Dispositions juridiques concernant l’intégration linguistique des migrants et dispositifs publics de formation linguistique proposés à ceux-ci.

 

Avant 2010, Chypre n’avait pas eu de politique d’intégration linguistique des migrants clairement indiquée. Cependant, l’enseignement du grec langue seconde à des élèves de langue maternelle autre que le grec avait été progressivement introduit dans les écoles primaires et secondaires depuis 2008/9, d’abord sous la forme de cours de support individuels, puis organisé de manière plus systématique en Programme intensif d’enseignement du grec langue seconde. L’enseignement prévoyait des classes de support au sein des établissements scolaires où les élèves étaient déplacés 8 heures par semaine. Le reste du temps, ils participaient aux classes régulières. Depuis la rentrée scolaire de 2013, un programme pilot d’immersion linguistique en classes d’accueil a été mis en place. Il prévoit 15 heurs d’enseignement du grec par semaine, 3 heures d’étude en bibliothèque. En outre, les élèves rejoignent les classes régulières pour l’Éducation physique, des Arts et de la Musique.

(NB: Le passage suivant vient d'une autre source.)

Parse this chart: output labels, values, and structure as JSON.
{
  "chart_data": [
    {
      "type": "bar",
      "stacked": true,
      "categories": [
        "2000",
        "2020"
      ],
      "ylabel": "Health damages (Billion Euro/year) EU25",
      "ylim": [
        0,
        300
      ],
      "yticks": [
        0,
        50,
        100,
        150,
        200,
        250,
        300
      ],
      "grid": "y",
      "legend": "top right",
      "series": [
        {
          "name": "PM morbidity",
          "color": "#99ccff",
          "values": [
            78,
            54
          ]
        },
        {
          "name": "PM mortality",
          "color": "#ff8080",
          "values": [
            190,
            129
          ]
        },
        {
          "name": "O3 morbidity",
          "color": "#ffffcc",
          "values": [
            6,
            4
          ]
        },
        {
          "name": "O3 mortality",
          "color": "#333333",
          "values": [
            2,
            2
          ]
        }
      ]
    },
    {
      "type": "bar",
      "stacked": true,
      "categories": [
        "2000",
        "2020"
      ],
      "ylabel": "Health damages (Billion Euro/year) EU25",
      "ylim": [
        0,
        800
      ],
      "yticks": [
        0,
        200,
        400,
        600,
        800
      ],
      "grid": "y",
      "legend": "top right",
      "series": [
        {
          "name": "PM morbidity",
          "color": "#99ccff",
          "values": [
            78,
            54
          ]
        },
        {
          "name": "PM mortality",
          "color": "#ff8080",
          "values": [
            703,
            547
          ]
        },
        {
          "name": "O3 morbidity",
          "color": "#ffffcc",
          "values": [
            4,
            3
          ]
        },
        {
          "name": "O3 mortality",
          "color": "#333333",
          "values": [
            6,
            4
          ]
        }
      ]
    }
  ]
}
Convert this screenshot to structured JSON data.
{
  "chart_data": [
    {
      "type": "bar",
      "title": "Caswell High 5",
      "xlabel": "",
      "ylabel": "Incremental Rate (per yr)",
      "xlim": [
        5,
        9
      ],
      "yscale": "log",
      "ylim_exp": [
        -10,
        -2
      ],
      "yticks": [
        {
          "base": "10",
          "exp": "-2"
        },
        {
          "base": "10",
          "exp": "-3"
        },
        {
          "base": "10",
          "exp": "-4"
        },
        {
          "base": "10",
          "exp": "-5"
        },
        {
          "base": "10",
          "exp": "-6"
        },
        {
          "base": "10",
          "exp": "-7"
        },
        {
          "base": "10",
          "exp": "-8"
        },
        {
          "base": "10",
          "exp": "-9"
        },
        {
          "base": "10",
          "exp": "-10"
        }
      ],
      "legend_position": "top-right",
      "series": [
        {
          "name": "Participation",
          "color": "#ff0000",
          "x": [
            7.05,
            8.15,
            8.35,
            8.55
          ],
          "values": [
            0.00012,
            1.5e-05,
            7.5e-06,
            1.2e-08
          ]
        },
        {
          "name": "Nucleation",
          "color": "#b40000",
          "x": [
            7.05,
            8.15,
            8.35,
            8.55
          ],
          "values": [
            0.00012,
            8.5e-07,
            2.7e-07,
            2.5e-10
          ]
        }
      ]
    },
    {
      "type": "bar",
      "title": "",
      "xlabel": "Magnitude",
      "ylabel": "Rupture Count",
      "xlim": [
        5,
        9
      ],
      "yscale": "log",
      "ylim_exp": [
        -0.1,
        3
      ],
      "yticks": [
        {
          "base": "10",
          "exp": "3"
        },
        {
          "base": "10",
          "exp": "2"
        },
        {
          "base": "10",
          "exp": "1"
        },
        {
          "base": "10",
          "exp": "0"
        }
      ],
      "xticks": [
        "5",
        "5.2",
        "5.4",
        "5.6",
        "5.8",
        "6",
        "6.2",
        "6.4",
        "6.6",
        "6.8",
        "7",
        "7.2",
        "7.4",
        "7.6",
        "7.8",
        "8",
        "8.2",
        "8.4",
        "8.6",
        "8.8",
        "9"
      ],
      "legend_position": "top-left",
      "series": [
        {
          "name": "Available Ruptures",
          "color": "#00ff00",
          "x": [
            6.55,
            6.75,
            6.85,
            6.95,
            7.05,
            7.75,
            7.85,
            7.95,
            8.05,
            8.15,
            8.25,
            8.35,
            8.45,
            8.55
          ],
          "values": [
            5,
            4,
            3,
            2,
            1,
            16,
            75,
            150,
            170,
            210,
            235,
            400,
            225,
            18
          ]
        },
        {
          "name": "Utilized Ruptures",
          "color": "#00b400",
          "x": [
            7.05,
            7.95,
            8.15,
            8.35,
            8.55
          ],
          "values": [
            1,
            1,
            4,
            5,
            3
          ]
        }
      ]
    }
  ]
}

Dans le Plan d’action national 2010-12 qui a été préparé par un comité d’experts en vue de permettre l’intégration des immigrés vivant à Chypre de manière légale, un des huit piliers prioritaires déclarés concerne l’Éducation et l’Enseignent de la langue. Le PAN se fonde sur les directives européennes en la matière, les 11 Principes de Base Communs pour l’intégration des migrants, Le Programme commun d’intégration, le Programme de Stockholm et le Pacte pour l’immigration et l’asile. Il met l’accent sur “… les besoins éducatifs des mineurs et le développement d’aptitudes professionnelles par les adultes, y compris l’apprentissage de la langue grecque. Parler grec contribue à l’intégration sociale et à une meilleure compréhension de la civilisation et des différences culturelles de l’endroit où l’immigré vit,” et inclut un certain nombre d’actions comme la mise en place de classes de grec pour des élèves et des adultes, l’usage d’instituteurs bilingues et/ou d’interprètes afin d’aider les élèves migrants à l’école et faciliter l’apprentissage et en même temps promouvoir la communication entre les élèves, les instituteurs et leurs familles. Ce projet fait partie de “Emploi, Capital Humain et Cohésion Sociale 2007 – 2013” financé par l’Unité du fonds social européen.

L’instance qui est responsable pour la mise en place et la gestion de ces actions est le Ministère de l’Éducation et de la Culture à travers son Service de Formation des Adultes (Epimorfotika) pour ce qui concerne les programmes de soutien linguistiques aux adultes et à travers les Services d’Éducation primaire et d’Éducation secondaire pour ce qui concerne les programmes de soutien linguistique aux élèves. Quant aux cours d’enseignement du grec dispensés aux demandeurs d’asile, c’est le Ministère de l’Intérieur qui en est responsable.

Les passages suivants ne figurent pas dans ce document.